Summary: kernel BUG at fs/ext4/inode.c:3123
Product: File System Reporter: Chris Komner (ckom26)
Component: ext4Assignee: Eric Sandeen (sandeen)
Status: RESOLVED CODE_FIX    
Severity: blocking CC: nao.nakashima, sandeen, tytso
Priority: P1    
Hardware: All   
OS: Linux   
Kernel Version: 2.6.30-rc6 Subsystem:
Regression: No Bisected commit-id:
Attachments: Kernel logs of the bug, had to pull the plug to get the second one since the box wouldn't reboot normally.
dmesg output of the bug
yet another snip
kernel .config

Description Chris Komner 2009-05-23 12:04:51 UTC
Being haunted by a consistent bug in 2.6.29.[234] that kept pdflush stuck at 100% cpu, I fetched and compiled 2.6.30-rc6. Now, I keep getting "kernel BUG at fs/ext4/inode.c:3123!" (usually when I fire up ktorrent). In the attached kernel logs you can see 2 different occurences of the bug.

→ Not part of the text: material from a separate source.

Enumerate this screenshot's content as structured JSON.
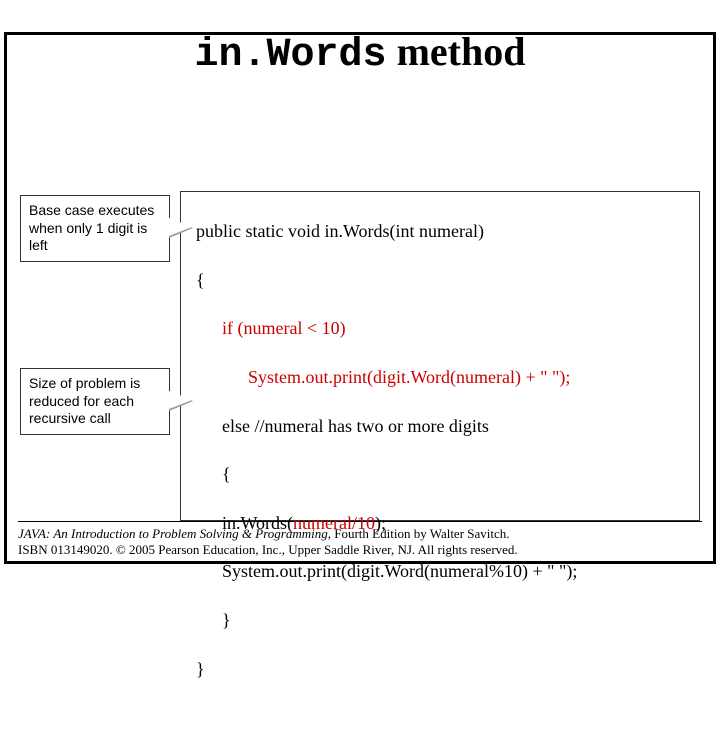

A nearby single core cpu, low end box has not exhibited a single bug or corruption for 3 months now, since I've converted to ext4, so I tried the "nosmp" kernel boot parameter on the dual core laptop in question. Lo and behold, the bug didn't rear its ugly head.

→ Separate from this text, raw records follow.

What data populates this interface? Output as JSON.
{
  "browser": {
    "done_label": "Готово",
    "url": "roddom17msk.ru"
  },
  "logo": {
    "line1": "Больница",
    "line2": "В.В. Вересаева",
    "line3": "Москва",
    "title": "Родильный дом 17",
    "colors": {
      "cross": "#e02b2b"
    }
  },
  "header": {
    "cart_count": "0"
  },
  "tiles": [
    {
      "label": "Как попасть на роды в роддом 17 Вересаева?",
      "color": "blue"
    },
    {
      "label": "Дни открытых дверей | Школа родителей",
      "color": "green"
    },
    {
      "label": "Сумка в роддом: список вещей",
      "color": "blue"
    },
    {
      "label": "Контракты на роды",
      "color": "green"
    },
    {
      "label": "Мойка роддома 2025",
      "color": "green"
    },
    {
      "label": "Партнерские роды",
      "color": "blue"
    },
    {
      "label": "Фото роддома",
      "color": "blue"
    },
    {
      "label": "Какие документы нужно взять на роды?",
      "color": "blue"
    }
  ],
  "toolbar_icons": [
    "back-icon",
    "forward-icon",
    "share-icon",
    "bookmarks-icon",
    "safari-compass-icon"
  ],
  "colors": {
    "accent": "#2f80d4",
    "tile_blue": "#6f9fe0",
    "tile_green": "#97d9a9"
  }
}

All partitions are mounted with "nodelalloc".
Comment 1 Chris Komner 2009-05-23 12:07:40 UTC
Created attachment 21506 [details]
Kernel logs of the bug, had to pull the plug to get the second one since the box wouldn't reboot normally.
Comment 2 Eric Sandeen 2009-05-23 15:06:18 UTC
This is:
static int ext4_normal_writepage(struct page *page,
                                struct writeback_control *wbc)
{
...
        if (page_has_buffers(page)) {
                /* if page has buffers it should all be mapped
                 * and allocated. If there are not buffers attached
                 * to the page we know the page is dirty but it lost
                 * buffers. That means that at some moment in time
                 * after write_begin() / write_end() has been called
                 * all buffers have been clean and thus they must have been
                 * written at least once. So they are all mapped and we can
                 * happily proceed with mapping them and writing the page.
                 */
                BUG_ON(walk_page_buffers(NULL, page_buffers(page), 0, len, NULL,
                                        ext4_bh_unmapped_or_delay));
        }

Does ktorrent preallocate space?  You might try turning that off to see if it goes away, as a hint.  I can't look at this much today, it's my birthday and I'm going to have some non-computer fun.  ;)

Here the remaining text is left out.